In 15 patients, intracoronary ultrasound images (Endosonics Corp, Pleasanton, Calif) were obtained to ensure optimal stent expansion. Optimal stent expansion was defined as full lesion coverage without inflow or outflow obstruction; adequate stent apposition and achievement of an intrastent cross-sectional area 80% of the average proximal and distal reference cross-sectional area were also required. Furthermore, the possibility of venous graft flapping was excluded.

The Palmaz, Palmaz-Schatz, and Multilink stents were used. The target balloon-artery ratio was approximately 1.2.

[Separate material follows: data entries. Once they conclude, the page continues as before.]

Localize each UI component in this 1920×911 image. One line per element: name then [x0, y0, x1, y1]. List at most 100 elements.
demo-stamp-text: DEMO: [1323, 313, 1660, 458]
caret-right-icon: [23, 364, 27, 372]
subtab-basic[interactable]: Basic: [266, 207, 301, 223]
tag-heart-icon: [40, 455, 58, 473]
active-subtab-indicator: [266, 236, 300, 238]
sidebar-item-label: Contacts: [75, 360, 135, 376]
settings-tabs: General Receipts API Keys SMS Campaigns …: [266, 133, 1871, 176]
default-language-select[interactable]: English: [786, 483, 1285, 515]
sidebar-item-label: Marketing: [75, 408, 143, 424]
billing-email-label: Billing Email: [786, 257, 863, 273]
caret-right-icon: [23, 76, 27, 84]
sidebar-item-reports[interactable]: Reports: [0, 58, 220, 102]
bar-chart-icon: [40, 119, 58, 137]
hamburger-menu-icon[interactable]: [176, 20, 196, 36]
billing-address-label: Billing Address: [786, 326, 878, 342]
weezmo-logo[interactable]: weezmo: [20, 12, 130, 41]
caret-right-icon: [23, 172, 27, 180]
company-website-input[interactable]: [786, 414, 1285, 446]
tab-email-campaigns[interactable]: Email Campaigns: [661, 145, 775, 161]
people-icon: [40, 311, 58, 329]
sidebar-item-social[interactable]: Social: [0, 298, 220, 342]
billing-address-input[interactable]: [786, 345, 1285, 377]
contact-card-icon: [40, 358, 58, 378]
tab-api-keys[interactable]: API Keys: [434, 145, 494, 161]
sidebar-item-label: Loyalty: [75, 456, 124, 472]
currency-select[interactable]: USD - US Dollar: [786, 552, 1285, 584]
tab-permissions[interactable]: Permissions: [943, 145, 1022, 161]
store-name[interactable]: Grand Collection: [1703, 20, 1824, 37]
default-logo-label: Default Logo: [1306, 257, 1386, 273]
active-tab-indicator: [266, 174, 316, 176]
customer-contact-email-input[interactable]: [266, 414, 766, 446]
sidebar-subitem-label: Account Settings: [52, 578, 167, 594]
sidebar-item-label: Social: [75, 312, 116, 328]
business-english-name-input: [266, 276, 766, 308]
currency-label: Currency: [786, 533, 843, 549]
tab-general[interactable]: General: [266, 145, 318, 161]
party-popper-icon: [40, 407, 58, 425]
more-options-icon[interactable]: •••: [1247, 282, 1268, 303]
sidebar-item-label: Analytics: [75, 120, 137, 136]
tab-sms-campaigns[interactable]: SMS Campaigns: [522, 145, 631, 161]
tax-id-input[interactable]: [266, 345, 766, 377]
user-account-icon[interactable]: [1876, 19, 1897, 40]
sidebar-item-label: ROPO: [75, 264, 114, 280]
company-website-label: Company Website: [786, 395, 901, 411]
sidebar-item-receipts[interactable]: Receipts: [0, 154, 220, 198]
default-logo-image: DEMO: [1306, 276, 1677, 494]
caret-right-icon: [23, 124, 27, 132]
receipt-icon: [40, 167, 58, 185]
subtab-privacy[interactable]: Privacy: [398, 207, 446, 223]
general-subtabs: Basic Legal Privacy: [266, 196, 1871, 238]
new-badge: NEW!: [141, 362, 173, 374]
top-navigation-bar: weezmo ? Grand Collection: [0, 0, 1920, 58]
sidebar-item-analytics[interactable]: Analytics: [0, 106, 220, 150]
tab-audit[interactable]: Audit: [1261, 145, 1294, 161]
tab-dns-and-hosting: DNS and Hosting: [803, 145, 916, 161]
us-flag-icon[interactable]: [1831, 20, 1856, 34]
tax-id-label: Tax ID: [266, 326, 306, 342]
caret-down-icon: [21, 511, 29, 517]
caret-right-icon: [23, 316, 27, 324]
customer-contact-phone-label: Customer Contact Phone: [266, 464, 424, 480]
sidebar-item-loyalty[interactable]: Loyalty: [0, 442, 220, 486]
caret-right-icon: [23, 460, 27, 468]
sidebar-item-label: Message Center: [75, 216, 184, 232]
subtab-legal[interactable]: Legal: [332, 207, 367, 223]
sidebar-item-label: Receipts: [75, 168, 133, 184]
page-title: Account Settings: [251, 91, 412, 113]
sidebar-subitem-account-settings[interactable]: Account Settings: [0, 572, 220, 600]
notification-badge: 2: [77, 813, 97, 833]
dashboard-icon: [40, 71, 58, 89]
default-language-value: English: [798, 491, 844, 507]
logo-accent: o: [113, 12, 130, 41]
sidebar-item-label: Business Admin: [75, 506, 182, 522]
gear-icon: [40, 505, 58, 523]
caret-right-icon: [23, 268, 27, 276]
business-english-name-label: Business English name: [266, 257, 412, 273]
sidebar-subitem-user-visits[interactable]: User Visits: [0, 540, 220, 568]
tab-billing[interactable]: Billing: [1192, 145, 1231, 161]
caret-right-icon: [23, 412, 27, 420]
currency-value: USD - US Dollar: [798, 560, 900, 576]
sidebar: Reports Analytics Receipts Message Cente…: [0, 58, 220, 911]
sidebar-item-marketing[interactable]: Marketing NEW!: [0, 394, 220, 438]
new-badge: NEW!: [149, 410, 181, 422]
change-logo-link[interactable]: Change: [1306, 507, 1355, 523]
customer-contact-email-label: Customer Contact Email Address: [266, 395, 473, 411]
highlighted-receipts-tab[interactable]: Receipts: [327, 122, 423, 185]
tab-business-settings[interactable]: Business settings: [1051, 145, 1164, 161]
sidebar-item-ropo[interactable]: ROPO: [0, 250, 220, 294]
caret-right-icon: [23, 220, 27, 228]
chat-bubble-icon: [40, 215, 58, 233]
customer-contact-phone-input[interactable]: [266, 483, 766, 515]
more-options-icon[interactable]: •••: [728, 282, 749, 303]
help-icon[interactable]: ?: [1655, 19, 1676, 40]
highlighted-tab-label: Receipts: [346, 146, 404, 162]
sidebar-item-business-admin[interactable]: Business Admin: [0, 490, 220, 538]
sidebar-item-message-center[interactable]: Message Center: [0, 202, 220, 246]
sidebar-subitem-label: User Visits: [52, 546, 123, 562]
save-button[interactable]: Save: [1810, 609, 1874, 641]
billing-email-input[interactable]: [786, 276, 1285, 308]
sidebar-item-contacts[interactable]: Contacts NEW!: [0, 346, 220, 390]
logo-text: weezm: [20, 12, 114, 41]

All patients underwent a treadmill stress test 3 and 6 months after the implantation. All patients were scheduled for a repeat angiography 6 to 12 months after the implantation. If symptoms recurred within 6 months, coronary angiography was performed earlier. Angiographic follow-up was performed at a mean of 9.7 ± 5.6 months after AVGCS implantation in 44 patients (46 lesions [79%]), and the MLD was calculated. In the control group, the follow-up angiography was completed after 8.1 ± 3.5 months in 99 patients (118 lesions [85%]). The measurements of MLD were performed by 3 experienced reviewers blinded to the patient's group. All patients were examined clinically or interviewed by telephone at a mean of 41.7 ± 11.4 months in the AVGCS group and 46.8 ± 13.1 months in the control group.

The following end points were evaluated: (1) procedural success: harvest of the autologous venous graft, covering of the stent, and deployment of the AVGCS to the desired diameter, (2) acute thrombosis: thrombosis of the stent within 24 hours of delivery, (3) subacute closure: stent thrombosis between 24 hours and 4 weeks after implantation, (4) clinical events: death, myocardial infarction, target vessel revascularization (TVR) rate, and (5) angiographic restenosis: diameter stenosis 50% of the reference diameter.

Continuous variables are expressed as mean ± SD. Rate of event-free survival was studied with the Kaplan-Meier analysis. In the AVGCS group, to assess the impact of multiple covariates (age, clinical status, sex, MLD, anatomic region of venous graft harvest) on clinical events, we used Cox regression analysis.